Nancy Moricette’s Amanda is a Depression-era single mother whose genuine concern for her “unusual” children is undermined by desperate financial straits and the bitterness of abandonment.
Honeysuckle sweet one moment, berating the next, Moricette captures the shrillness, warmth, coquettishness and panic of a Southern belle on whom the bloom of promise has long faded. (An additional irony here, underscored in just one line of dialogue, is that the actress is African-American while the offspring she “serves” are white).
Amanda survives on bare-knuckle tenacity, browbeating and pressing Grant Chapman’s sullen Tom to keep the family (barely) afloat with his menial factory job. And in a last gasp of false optimism, she urges him to find a proper suitor for the emotionally and physically frail Laura (Elise LeBreton).
As narrator of this semi-autobiographical “memory play,” Tom is an acerbic match for a mother he not only resents but, in this rendering, despises more than pities as he longs to break out of a dead-end job and (one easily infers) a thwarted sexuality.
Chapman has a hawkeye stare and a dancer’s build and moves like a caged cat through the elongated Nordo space, where much of the action winds through and around the audience between dinner courses.
He is an unnerving match for Amanda and voices Tom’s frustrations and insights with the clarity the diamond-sharp poetic dialogue thrives on. But when repeatedly Chapman speaks some of Amanda’s more cloying monologues, while Moricette lip-syncs the words, it tiresomely makes the obvious point that he’s heard it all before.
The director’s hand lies most heavily on LeBreton’s Laura. Gone are the character’s often-referenced limp and the extremes of her timidity. More than retreating into her collection of glass figurines, this blunt-spoken Laura’s escape is rocking out (like a 21st-century kid) via earphones.

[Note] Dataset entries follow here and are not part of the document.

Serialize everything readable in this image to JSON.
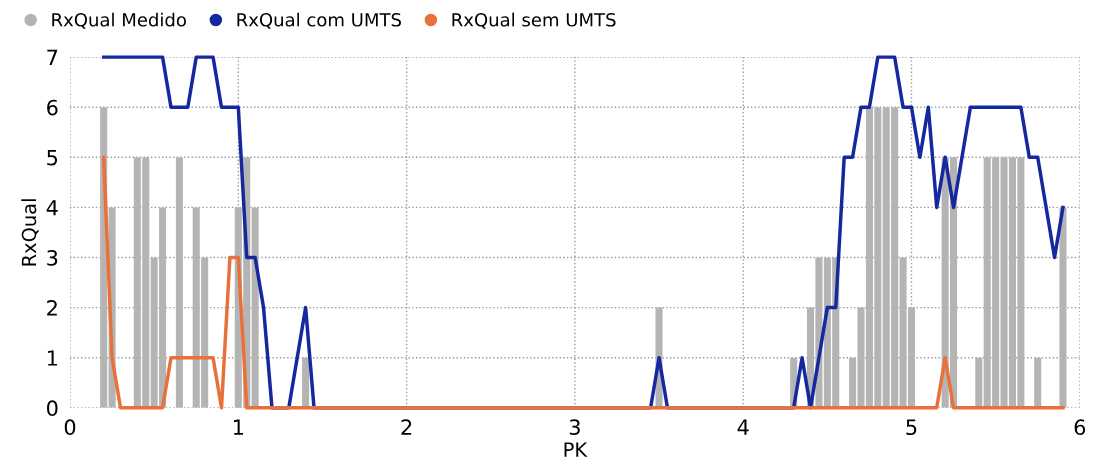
{
  "chart_data": {
    "type": "bar",
    "xlabel": "PK",
    "ylabel": "RxQual",
    "xlim": [
      0,
      6
    ],
    "xticks": [
      0,
      1,
      2,
      3,
      4,
      5,
      6
    ],
    "ylim": [
      0,
      7
    ],
    "yticks": [
      0,
      1,
      2,
      3,
      4,
      5,
      6,
      7
    ],
    "grid": true,
    "legend": "top left",
    "series": [
      {
        "name": "RxQual Medido",
        "color": "#b4b4b4",
        "x": [
          0.2,
          0.25,
          0.4,
          0.45,
          0.5,
          0.55,
          0.65,
          0.75,
          0.8,
          1.0,
          1.05,
          1.1,
          1.4,
          3.5,
          4.3,
          4.4,
          4.45,
          4.5,
          4.55,
          4.65,
          4.7,
          4.75,
          4.8,
          4.85,
          4.9,
          4.95,
          5.0,
          5.2,
          5.25,
          5.4,
          5.45,
          5.5,
          5.55,
          5.6,
          5.65,
          5.75,
          5.9
        ],
        "values": [
          6,
          4,
          5,
          5,
          3,
          4,
          5,
          4,
          3,
          4,
          5,
          4,
          1,
          2,
          1,
          2,
          3,
          3,
          3,
          1,
          2,
          6,
          6,
          6,
          6,
          3,
          2,
          5,
          5,
          1,
          5,
          5,
          5,
          5,
          5,
          1,
          4
        ]
      },
      {
        "name": "RxQual com UMTS",
        "type": "line",
        "color": "#1428a0",
        "x": [
          0.2,
          0.55,
          0.6,
          0.7,
          0.75,
          0.85,
          0.9,
          1.0,
          1.05,
          1.1,
          1.15,
          1.2,
          1.3,
          1.4,
          1.45,
          3.45,
          3.5,
          3.55,
          4.3,
          4.35,
          4.4,
          4.5,
          4.55,
          4.6,
          4.65,
          4.7,
          4.75,
          4.8,
          4.9,
          4.95,
          5.0,
          5.05,
          5.1,
          5.15,
          5.2,
          5.25,
          5.35,
          5.65,
          5.7,
          5.75,
          5.85,
          5.9
        ],
        "values": [
          7,
          7,
          6,
          6,
          7,
          7,
          6,
          6,
          3,
          3,
          2,
          0,
          0,
          2,
          0,
          0,
          1,
          0,
          0,
          1,
          0,
          2,
          2,
          5,
          5,
          6,
          6,
          7,
          7,
          6,
          6,
          5,
          6,
          4,
          5,
          4,
          6,
          6,
          5,
          5,
          3,
          4
        ]
      },
      {
        "name": "RxQual sem UMTS",
        "type": "line",
        "color": "#e8703a",
        "x": [
          0.2,
          0.25,
          0.3,
          0.55,
          0.6,
          0.85,
          0.9,
          0.95,
          1.0,
          1.05,
          5.15,
          5.2,
          5.25,
          5.9
        ],
        "values": [
          5,
          1,
          0,
          0,
          1,
          1,
          0,
          3,
          3,
          0,
          0,
          1,
          0,
          0
        ]
      }
    ]
  }
}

Turning a withering wildflower into an anti-social punk is an intriguing concept, but little else here supports it. But Laura’s damage and radiance are finally revealed in a more straightforward, nuanced treatment of the magical encounter with her one and only gentleman caller (a charmingly awkward, touchingly sincere Leicester Landon), who innocently buoys and dashes Laura’s hopes with an ecstatic waltz and a single kiss.
The down-home Café Nordo dinner that accompanies the play is tasty, and the meal (if not the menu) is written into the play.
And The Williams Project is a company to keep tabs on, given its worthy mission to revitalize poetic American drama with some modern theatrical daring and a lot of heart.